Technological Adoption is one of the principal drivers of competition. It plays a major role in structural changes of industries as well as in creating new industries (Porter, 1985; Berry & Taggart, 1994; Smith & Sharif, 2007; Turchin et al., 2021). The future world can be said the world of machines that work as intelligently as to replicate the behavior of human mind which can be considered as the artificial intelligence. Artificial intelligence in the last two decades has greatly improved performance of the manufacturing and service systems (Yadav & Yadav, 2018). Artificial Intelligence (AI) is today’s demand all over the globe as the global business and industrial competitiveness has reached the highly defined forms of Automation and Robotics (Goel & Gupta, 2020). It is the weapon of 21st century’s market to create high-tech competitive edge which has immense use of computerized knowledge analytics, particularly for information management and the industrial sector (Xu, Wei, & Fan, 2002). As McKendrick (2021) during Pandemic in US based companies AI Adoption Skyrocketed in over the last 18 months.

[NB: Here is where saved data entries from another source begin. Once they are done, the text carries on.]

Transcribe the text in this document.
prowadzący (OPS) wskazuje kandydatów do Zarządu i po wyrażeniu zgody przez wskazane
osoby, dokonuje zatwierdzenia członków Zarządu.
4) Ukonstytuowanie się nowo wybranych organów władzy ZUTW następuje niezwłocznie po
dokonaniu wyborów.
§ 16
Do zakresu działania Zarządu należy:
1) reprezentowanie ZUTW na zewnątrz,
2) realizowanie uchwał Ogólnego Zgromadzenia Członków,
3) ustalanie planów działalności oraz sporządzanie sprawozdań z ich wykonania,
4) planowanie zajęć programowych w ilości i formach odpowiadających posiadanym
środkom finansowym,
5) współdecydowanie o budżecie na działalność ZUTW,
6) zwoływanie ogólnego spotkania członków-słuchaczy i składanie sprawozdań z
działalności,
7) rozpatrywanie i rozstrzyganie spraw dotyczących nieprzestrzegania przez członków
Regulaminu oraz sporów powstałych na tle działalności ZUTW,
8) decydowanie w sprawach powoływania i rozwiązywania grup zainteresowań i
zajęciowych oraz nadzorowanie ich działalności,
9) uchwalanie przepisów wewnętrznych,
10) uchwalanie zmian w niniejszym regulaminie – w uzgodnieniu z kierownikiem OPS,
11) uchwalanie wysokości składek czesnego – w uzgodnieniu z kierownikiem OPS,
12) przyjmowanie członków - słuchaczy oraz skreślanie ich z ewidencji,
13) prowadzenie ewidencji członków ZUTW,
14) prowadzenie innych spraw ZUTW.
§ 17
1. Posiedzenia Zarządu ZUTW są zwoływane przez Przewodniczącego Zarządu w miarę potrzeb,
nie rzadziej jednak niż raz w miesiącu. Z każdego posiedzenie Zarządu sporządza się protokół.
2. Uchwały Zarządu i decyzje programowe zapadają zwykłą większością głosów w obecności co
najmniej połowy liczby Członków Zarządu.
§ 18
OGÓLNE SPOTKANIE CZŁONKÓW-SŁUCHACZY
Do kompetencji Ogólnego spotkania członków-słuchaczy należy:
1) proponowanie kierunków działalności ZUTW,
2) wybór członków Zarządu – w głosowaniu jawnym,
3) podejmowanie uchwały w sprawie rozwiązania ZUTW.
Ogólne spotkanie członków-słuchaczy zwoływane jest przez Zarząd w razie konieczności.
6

With the development of internet and mobile technologies, electronics, nanotechnology, adoption of AI are now speeding up (Dirican, 2015). During the last few decades, companies have reengineered business processes on the back of digital data and computer networks (Goel & Chen, 2008). Artificial Intelligence is a tool that will increase access to cheaper and more efficient services (Semmler & Rose, 2017). So nowadays, small and medium enterprises (SMEs) are incrementally using e-business tools for competing in an extremely hostile market and gain the global access (Chatzoglou & Chatzoudes, 2014). Recently, there has been a remarkable increase in the adoption of AI technology in organizations as new forms of work have increased substantially (Alsheibani et al., 2019).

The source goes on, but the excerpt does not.